Поджав губки, Элис глубоко задумалась, не сводя взгляда с Корбетта.
- Что мне известно, господин чиновник? - переспросила она. - Полагаю, вы знаете, что я была знакома и с Крепином, и с Дюкетом. Но я не имею никакого отношения к смерти того и другого.
Корбетт ощущал холодное спокойное превосходство этой женщины. Ему было необходимо вернуть себе строгий вид, подобающий при допросе. В конце концов, кто она такая? Всего лишь хозяйка харчевни!
- Миссис Боуи, - отрывисто проговорил он, - известно, что вы были любовницей Крепина и из-за вас он смертельно поссорился с Дюкетом.
Миссис Боуи долго смотрела на Корбетта, а потом звонко засмеялась, словно жемчужины покатились из ларца.
- Господин Корбетт, я была подругой, а не любовницей Крепина. Дюкет же не любил меня, потому что вообще не любил женщин.

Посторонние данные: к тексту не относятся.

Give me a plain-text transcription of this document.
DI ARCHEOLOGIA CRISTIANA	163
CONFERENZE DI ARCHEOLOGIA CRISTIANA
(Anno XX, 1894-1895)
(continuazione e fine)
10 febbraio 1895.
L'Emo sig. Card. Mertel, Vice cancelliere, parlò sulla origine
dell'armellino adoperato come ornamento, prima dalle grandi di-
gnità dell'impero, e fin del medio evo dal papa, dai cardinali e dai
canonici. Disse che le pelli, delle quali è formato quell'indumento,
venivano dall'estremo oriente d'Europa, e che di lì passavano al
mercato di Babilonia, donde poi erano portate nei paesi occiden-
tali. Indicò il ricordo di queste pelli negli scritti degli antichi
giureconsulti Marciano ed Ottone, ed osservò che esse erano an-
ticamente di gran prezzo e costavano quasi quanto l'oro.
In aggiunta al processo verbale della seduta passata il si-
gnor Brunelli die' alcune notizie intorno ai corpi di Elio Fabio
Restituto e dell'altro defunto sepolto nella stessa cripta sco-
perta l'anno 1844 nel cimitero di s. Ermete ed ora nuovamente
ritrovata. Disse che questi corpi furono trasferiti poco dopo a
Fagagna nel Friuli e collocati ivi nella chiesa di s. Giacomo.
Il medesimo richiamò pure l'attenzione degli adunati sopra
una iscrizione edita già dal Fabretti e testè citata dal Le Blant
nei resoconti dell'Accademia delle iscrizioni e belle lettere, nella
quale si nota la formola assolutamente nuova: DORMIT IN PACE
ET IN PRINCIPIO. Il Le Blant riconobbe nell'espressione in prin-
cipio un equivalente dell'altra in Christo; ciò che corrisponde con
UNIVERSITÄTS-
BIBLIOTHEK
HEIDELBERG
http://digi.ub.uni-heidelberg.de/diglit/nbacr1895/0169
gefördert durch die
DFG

Ее слова вернули Корбетта на землю. Он вспомнил, что то же самое ему говорила Джин Дюкет. Не сводившая с него внимательного взгляда, Элис как будто прочитала его мысли и осознала опасность, исходившую от этого человека, которому удалось выскользнуть из ее тщательно расставленных силков. Тогда она положила руку в кружевах на руку Корбетта, и только теперь он заметил, что она была в тонких шелковых черных перчатках. От Элис не укрылось его любопытство, и она засмеялась:
- Господин Корбетт, не удивляйтесь. Я дама, и эти перчатки защищают мои руки, ведь руки дамы должны быть нежными и гладкими, как шелк. Разве нет?
Корбетт кивнул.
- Тем не менее, госпожа, - ответил он, не дав себе времени подумать, - зачем их прятать?
Он чувствовал жар ее ладони, словно к его коже приложили кусок угля, и вдруг испугался, как пловец, который не может справиться с сильным течением, относящим его все дальше от вожделенного берега. И Корбетт резким движением убрал руку.